Her comments helped convince the school board to approve money for a new after-school program focused on restorative practices in school discipline, an approach that helps kids learn methods to handle tough situations before they escalate. Ms. Cleary, who developed the program with Josh Odom, who is in his first year as assistant principal in Springs, described it as "after-school attention" rather than "detention."

The approach is necessary, they said, because teachers and administrators are seeing more kids acting out this year. They have attributed this to the lingering academic, social, and emotional impacts of the Covid-19 pandemic.

"We needed an extra level of support" before resorting to detention or suspension, Mr.
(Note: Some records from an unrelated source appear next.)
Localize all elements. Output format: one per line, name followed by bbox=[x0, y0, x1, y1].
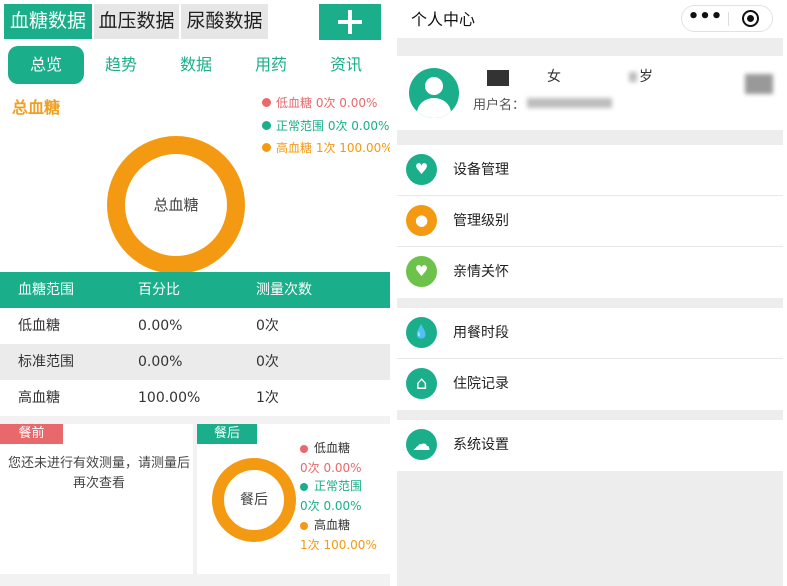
after-legend-normal-name: 正常范围 bbox=[314, 479, 363, 493]
menu-label: 系统设置 bbox=[453, 437, 509, 453]
legend-dot bbox=[300, 521, 308, 530]
table-row: 高血糖 100.00% 1次 bbox=[0, 380, 390, 416]
total-donut-label: 总血糖 bbox=[153, 196, 199, 214]
table-row: 低血糖 0.00% 0次 bbox=[0, 308, 390, 344]
menu-family-care[interactable]: ♥ 亲情关怀 bbox=[397, 247, 783, 298]
after-legend-normal: 正常范围 0次 0.00% bbox=[300, 477, 362, 514]
close-target-icon[interactable] bbox=[742, 10, 759, 27]
after-meal-card: 餐后 餐后 低血糖 0次 0.00% 正常范围 0次 0.00% 高血糖 1次 … bbox=[197, 424, 390, 574]
after-legend-high-name: 高血糖 bbox=[314, 518, 351, 532]
tab-uric-acid[interactable]: 尿酸数据 bbox=[181, 4, 268, 39]
cell-percent: 0.00% bbox=[138, 354, 183, 370]
cell-range: 标准范围 bbox=[18, 354, 74, 370]
sub-nav: 总览 趋势 数据 用药 资讯 bbox=[0, 44, 390, 84]
before-meal-empty-text: 您还未进行有效测量，请测量后再次查看 bbox=[8, 456, 191, 491]
menu-group-1: ♥ 设备管理 ● 管理级别 ♥ 亲情关怀 bbox=[397, 145, 783, 298]
legend-high-text: 高血糖 1次 100.00% bbox=[276, 141, 390, 155]
col-range: 血糖范围 bbox=[18, 282, 74, 298]
legend-dot bbox=[262, 121, 271, 130]
legend-normal-text: 正常范围 0次 0.00% bbox=[276, 119, 390, 133]
menu-system-settings[interactable]: ☁ 系统设置 bbox=[397, 420, 783, 471]
user-icon: ● bbox=[406, 205, 437, 236]
menu-group-2: 💧 用餐时段 ⌂ 住院记录 bbox=[397, 308, 783, 410]
mini-program-capsule: ••• bbox=[681, 5, 773, 32]
menu-management-level[interactable]: ● 管理级别 bbox=[397, 196, 783, 247]
profile-username-label: 用户名： bbox=[473, 98, 526, 113]
avatar[interactable] bbox=[409, 68, 459, 118]
after-meal-tag: 餐后 bbox=[197, 424, 257, 444]
redacted-qr bbox=[745, 74, 773, 94]
menu-label: 设备管理 bbox=[453, 162, 509, 178]
before-meal-tag: 餐前 bbox=[0, 424, 63, 444]
after-legend-low-value: 0次 0.00% bbox=[300, 461, 362, 475]
cell-range: 高血糖 bbox=[18, 390, 60, 406]
nav-header: 个人中心 ••• bbox=[397, 0, 783, 38]
range-table: 血糖范围 百分比 测量次数 低血糖 0.00% 0次 标准范围 0.00% 0次… bbox=[0, 272, 390, 416]
capsule-divider bbox=[728, 12, 729, 26]
data-type-tabbar: 血糖数据 血压数据 尿酸数据 bbox=[0, 0, 390, 44]
heart-pulse-icon: ♥ bbox=[406, 154, 437, 185]
cell-percent: 100.00% bbox=[138, 390, 201, 406]
menu-label: 管理级别 bbox=[453, 213, 509, 229]
menu-label: 用餐时段 bbox=[453, 325, 509, 341]
blood-sugar-panel: 血糖数据 血压数据 尿酸数据 总览 趋势 数据 用药 资讯 总血糖 低血糖 0次… bbox=[0, 0, 390, 586]
after-legend-low: 低血糖 0次 0.00% bbox=[300, 439, 362, 476]
summary-card: 总血糖 低血糖 0次 0.00% 正常范围 0次 0.00% 高血糖 1次 10… bbox=[0, 84, 390, 274]
add-record-button[interactable] bbox=[319, 4, 381, 40]
home-icon: ⌂ bbox=[406, 368, 437, 399]
table-header: 血糖范围 百分比 测量次数 bbox=[0, 272, 390, 308]
menu-label: 住院记录 bbox=[453, 376, 509, 392]
menu-device-management[interactable]: ♥ 设备管理 bbox=[397, 145, 783, 196]
profile-age-unit: 岁 bbox=[639, 69, 653, 85]
legend-normal: 正常范围 0次 0.00% bbox=[262, 117, 389, 134]
after-legend-low-name: 低血糖 bbox=[314, 441, 351, 455]
after-legend-high: 高血糖 1次 100.00% bbox=[300, 516, 377, 553]
table-row: 标准范围 0.00% 0次 bbox=[0, 344, 390, 380]
tab-blood-sugar[interactable]: 血糖数据 bbox=[4, 4, 92, 39]
menu-meal-times[interactable]: 💧 用餐时段 bbox=[397, 308, 783, 359]
col-count: 测量次数 bbox=[256, 282, 312, 298]
after-meal-donut-label: 餐后 bbox=[240, 492, 268, 508]
heart-icon: ♥ bbox=[406, 256, 437, 287]
cell-percent: 0.00% bbox=[138, 318, 183, 334]
user-head-shape bbox=[425, 77, 443, 95]
legend-dot bbox=[262, 98, 271, 107]
menu-label: 亲情关怀 bbox=[453, 264, 509, 280]
personal-center-panel: 个人中心 ••• 女 岁 用户名： ♥ 设备管理 ● 管理级别 ♥ 亲情关怀 💧… bbox=[397, 0, 783, 586]
tab-trend[interactable]: 趋势 bbox=[92, 46, 150, 84]
cell-count: 0次 bbox=[256, 318, 279, 334]
menu-hospital-records[interactable]: ⌂ 住院记录 bbox=[397, 359, 783, 410]
before-meal-card: 餐前 您还未进行有效测量，请测量后再次查看 bbox=[0, 424, 193, 574]
col-percent: 百分比 bbox=[138, 282, 180, 298]
legend-high: 高血糖 1次 100.00% bbox=[262, 139, 390, 156]
page-title: 个人中心 bbox=[411, 10, 476, 29]
after-legend-high-value: 1次 100.00% bbox=[300, 538, 377, 552]
after-legend-normal-value: 0次 0.00% bbox=[300, 499, 362, 513]
redacted-username bbox=[527, 98, 612, 108]
legend-dot bbox=[300, 482, 308, 491]
cell-count: 0次 bbox=[256, 354, 279, 370]
cell-range: 低血糖 bbox=[18, 318, 60, 334]
profile-card[interactable]: 女 岁 用户名： bbox=[397, 56, 783, 130]
legend-low-text: 低血糖 0次 0.00% bbox=[276, 96, 378, 110]
legend-low: 低血糖 0次 0.00% bbox=[262, 94, 377, 111]
tab-medication[interactable]: 用药 bbox=[242, 46, 300, 84]
cloud-icon: ☁ bbox=[406, 429, 437, 460]
profile-gender: 女 bbox=[547, 69, 561, 85]
redacted-name bbox=[487, 70, 509, 86]
tab-blood-pressure[interactable]: 血压数据 bbox=[94, 4, 179, 39]
water-drop-icon: 💧 bbox=[406, 317, 437, 348]
menu-group-3: ☁ 系统设置 bbox=[397, 420, 783, 471]
user-body-shape bbox=[417, 98, 451, 118]
more-icon[interactable]: ••• bbox=[682, 6, 728, 31]
summary-title: 总血糖 bbox=[12, 98, 61, 117]
tab-overview[interactable]: 总览 bbox=[8, 46, 84, 84]
legend-dot bbox=[300, 444, 308, 453]
redacted-age bbox=[629, 72, 637, 82]
tab-news[interactable]: 资讯 bbox=[317, 46, 375, 84]
cell-count: 1次 bbox=[256, 390, 279, 406]
legend-dot bbox=[262, 143, 271, 152]
tab-data[interactable]: 数据 bbox=[167, 46, 225, 84]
Odom explained Tuesday. "Essentially, this is a time that allows students to reflect on their behavior, problem-solve through role play . . . and create plans to restore the harm that's been done."
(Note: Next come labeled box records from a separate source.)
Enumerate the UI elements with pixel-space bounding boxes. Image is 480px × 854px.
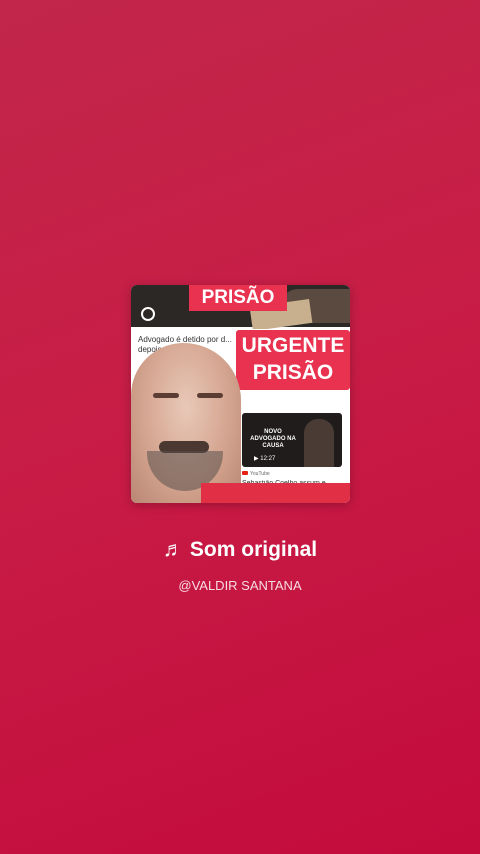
cover-source: YouTube (242, 471, 270, 477)
audio-author[interactable]: @VALDIR SANTANA (0, 578, 480, 593)
thumbnail-text: NOVO ADVOGADO NA CAUSA (250, 429, 296, 449)
audio-cover-image[interactable]: PRISÃO Advogado é detido por d... depois… (131, 285, 350, 503)
cover-shirt (201, 483, 350, 503)
thumbnail-duration: ▶ 12:27 (254, 456, 276, 462)
camera-icon (141, 307, 155, 321)
cover-source-label: YouTube (250, 471, 270, 477)
cover-badge-line2: PRISÃO (252, 361, 334, 384)
cover-badge-line1: URGENTE (241, 334, 345, 357)
thumbnail-person (304, 419, 334, 467)
audio-title-label: Som original (189, 538, 318, 561)
youtube-icon (242, 471, 248, 475)
music-note-icon: ♬ (162, 538, 184, 561)
cover-banner-prisao: PRISÃO (189, 285, 287, 311)
cover-urgent-badge: URGENTE PRISÃO (235, 329, 350, 391)
cover-video-thumbnail: NOVO ADVOGADO NA CAUSA ▶ 12:27 (242, 413, 342, 467)
audio-title[interactable]: ♬ Som original (0, 538, 480, 562)
right-eyebrow (197, 393, 223, 398)
cover-person-face (131, 343, 241, 503)
left-eyebrow (153, 393, 179, 398)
In the program, there will be up to two sessions per week after school through the end of June 2022. The board approved spending up to $4,500 on it. To be facilitated by two teachers, Michael Biggs, a social studies teacher, and Rachel Cook, a special education teacher. the focus will be on middle school students for now, with the possibility of adding aspects to help younger children in the future.

With at least 20 teachers in attendance at the meeting, Dave Conlon, a board member, said he would like to hear their thoughts on the new initiative.

"It's a fair statement to say we all are happy that there's a proactive approach going on," Kristy LaMonda, a special education teacher who is co-president of the Springs Teachers Association, replied. "I think the beginning of the year started off with a little bit of 'whack-a-mole.' It's wonderful to get the support, having the opportunity, time, and space to really teach these behaviors. . . . I'm very excited."

Mr. Odom said he will evaluate students who need this in consultation with their teachers and parents. Consequences of poor behavior are still important, he said, adding that "if it's a repetitive action, then we might need to go a different way."

Ms. Cleary said it would be the last step before a student's suspension. "A lot of times there's a lot more emotional baggage attached to that behavior," she said.

On Tuesday, the school board also approved a before-school extra-help program for students in the English as a new language program. It would also be twice weekly for a full hour.

The board also approved increasing the rates of pay for substitute teachers, teacher aides, and custodians. Debra Winter, the district superintendent, said the change will bring Springs more in line with what other districts are paying for these services, or even higher than other districts' pay rates. Certified teacher and teacher aide substitutes will earn $175 per day, up from $150, and uncertified professionals will earn $135 per day, up from $110. Substitute custodians will now earn $25 per hour, up from $19.